Un film de Romain Gavras

Les placements de produit qui tuent

A la suite du décès de son jeune frère, Abdel, soldat français rentre à la cité Athena pour les obsèques, retrouvant une famille dévastée, alors que son autre petit frère, Karim, s’improvise en leader d’une guérilla vengeresse, et que son grand frère Moktar tente de sauver son business de dealer. Peu à peu la cité s’embrase, devenant un camp retranché face aux forces de l’ordre. Contre les ordres de la police, Abdel franchit les barrages pour tenter de calmer les esprits…

Athena film movie

Sortie sur Netflix le 23 septembre 2022

Reparti bredouille de la Mostra de Venise, où il était présenté en compétition, "Athena", nouveau long métrage de Romain Gavras, réalisateur de "Notre jour viendra" et "Le Monde est à toi" nous livre un nouvel avertissement sur les risques de guerre civile en France, venant de banlieues paupérisées, où les dealers règnent en maîtres, les bavures policières semblent se multiplier, et la jeunesse ne compte plus se laisser mépriser. Un constat déjà à la base du film du co-scénariste, Ladj Ly, "Les Misérables", qui livrait lui une vision bien plus complexe de la situation, entre les diverses influences et communauté, le tout exploitant fort justement les différents rapports de force.

"Athena" lui, se contente d’opposer assez basiquement des forces de l’ordre désincarnées (elles ne sont que casques et boucliers), dans une esthétique qui évoquent la tentative de prise de châteaux forts, ou le peplum lorsqu’il s’agit des regroupements de policiers-centurions. L’imagerie est donc très forte, la mise en scène ample et imposante, à coups de plans par drones, grues, et autres panoramiques, mais aussi de caméra portée qui nous plonge au cœur de l’action. Mais le premier défaut du film réside dans son postulat de départ : un embrasement prétendu spontané, qui ne peut en fait être que savamment préparé depuis des semaines, à la vue de l’organisation des bandes, des moyens accumulés (quantité de mortiers d’artifices...), et des objectifs visés (coffre, matériel…).
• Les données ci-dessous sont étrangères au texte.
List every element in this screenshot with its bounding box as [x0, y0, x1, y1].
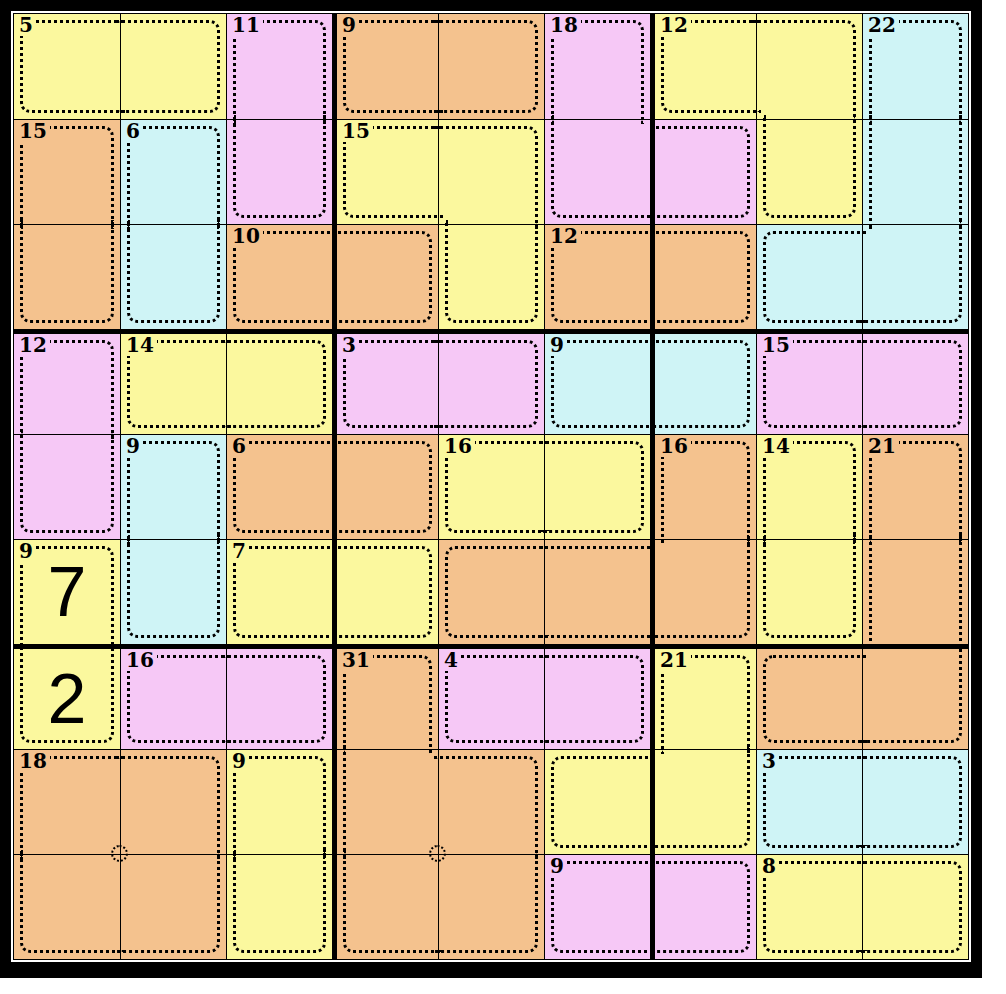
cell-r1c7[interactable]: 12 [650, 14, 756, 119]
cell-r8c3[interactable]: 9 [226, 749, 332, 854]
cage-border [343, 850, 443, 953]
cage-border [116, 850, 220, 953]
cell-r2c9[interactable] [862, 119, 968, 224]
cell-r2c1[interactable]: 15 [14, 119, 120, 224]
cage-sum-label: 15 [341, 120, 373, 142]
cell-r2c7[interactable] [650, 119, 756, 224]
cage-border [858, 644, 962, 743]
cage-border [445, 220, 538, 323]
cage-border [233, 850, 326, 953]
cell-r7c8[interactable] [756, 644, 862, 749]
cage-sum-label: 8 [761, 855, 779, 877]
cell-r2c3[interactable] [226, 119, 332, 224]
cage-border [650, 231, 750, 323]
cell-r7c2[interactable]: 16 [120, 644, 226, 749]
cage-sum-label: 14 [125, 334, 157, 356]
cage-sum-label: 21 [659, 649, 691, 671]
cell-r4c7[interactable] [650, 329, 756, 434]
cell-r9c4[interactable] [332, 854, 438, 959]
cell-r1c4[interactable]: 9 [332, 14, 438, 119]
cage-border [650, 745, 750, 848]
cage-border [752, 20, 856, 124]
cell-r8c9[interactable] [862, 749, 968, 854]
cage-sum-label: 11 [231, 14, 263, 36]
cage-border [233, 115, 326, 218]
cell-r9c6[interactable]: 9 [544, 854, 650, 959]
sudoku-grid: 5119181222156151012121439159616161421977… [13, 13, 969, 960]
cage-sum-label: 16 [443, 435, 475, 457]
cell-r6c4[interactable] [332, 539, 438, 644]
cage-border [540, 655, 644, 743]
cage-border [434, 756, 538, 859]
cage-sum-label: 6 [125, 120, 143, 142]
cage-border [445, 546, 549, 638]
cell-r5c1[interactable] [14, 434, 120, 539]
cage-sum-label: 18 [549, 14, 581, 36]
cage-border [551, 115, 655, 218]
cage-border [858, 756, 962, 848]
cage-sum-label: 6 [231, 435, 249, 457]
cage-sum-label: 18 [18, 750, 50, 772]
cell-r1c9[interactable]: 22 [862, 14, 968, 119]
cell-r2c5[interactable] [438, 119, 544, 224]
cage-border [763, 231, 867, 323]
cage-sum-label: 14 [761, 435, 793, 457]
cell-r9c8[interactable]: 8 [756, 854, 862, 959]
cage-border [551, 756, 655, 848]
cage-sum-label: 9 [18, 540, 36, 562]
cell-r7c5[interactable]: 4 [438, 644, 544, 749]
cage-sum-label: 5 [18, 14, 36, 36]
cage-border [116, 756, 220, 859]
cell-r4c3[interactable] [226, 329, 332, 434]
cage-sum-label: 22 [867, 14, 899, 36]
cell-r4c2[interactable]: 14 [120, 329, 226, 434]
cell-r2c6[interactable] [544, 119, 650, 224]
cell-r4c5[interactable] [438, 329, 544, 434]
cell-r6c9[interactable] [862, 539, 968, 644]
cell-r6c6[interactable] [544, 539, 650, 644]
cell-r8c2[interactable] [120, 749, 226, 854]
cell-r4c4[interactable]: 3 [332, 329, 438, 434]
cell-r1c2[interactable] [120, 14, 226, 119]
cage-sum-label: 16 [125, 649, 157, 671]
cage-border [540, 441, 644, 533]
cage-border [20, 850, 125, 953]
cage-border [858, 220, 962, 323]
cell-r3c8[interactable] [756, 224, 862, 329]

Une « occasion » donc plus qu’attendue, qui transforme à la longue le film en sorte de feu d’artifice géant.

[Attention Spoilers] Mais le gros défaut du film réside dans le manque cruel de caractérisation des personnages, avec au centre celui d’Abdel lui-même, dont la trajectoire paraît bien peu vraisemblable dans la rapidité de ses retournements. Le jeu approximatif de certains interprètes n’aide pas non plus, qu’il s’agisse de Moktar, le dealer ou de Sébastien, le combattant revenu du Djihad. Mais le pire est certainement que le scénario fait de Moktar un dealer bien peu consciencieux, et de Sébastien un psychopathe capable de diriger toute une troupe, alors qu’il est présenté au départ comme un neuneu traumatisé à peine capable de s’occuper de quelques parterres fleuris. Et c’est malheureusement à ces deux personnages que l’on doit de plus les pires placements de produits vus depuis longtemps, disposé aux pires moments de l’action. On ne peut donc s’empêcher de rire, lorsque le dealer propose soudainement des yaourts à boire à un Anthony Bajon en policier ligoté, ou que Sébastien devenu soudain intelligent, réclame violemment une boisson aux fruits à la femme présente (histoire de bien signifier son mépris pour le genre de celle-ci). C’est malheureusement ce que beaucoup retiendront du film, et la mise en scène efficace de Romain Gavras méritait sans doute mieux.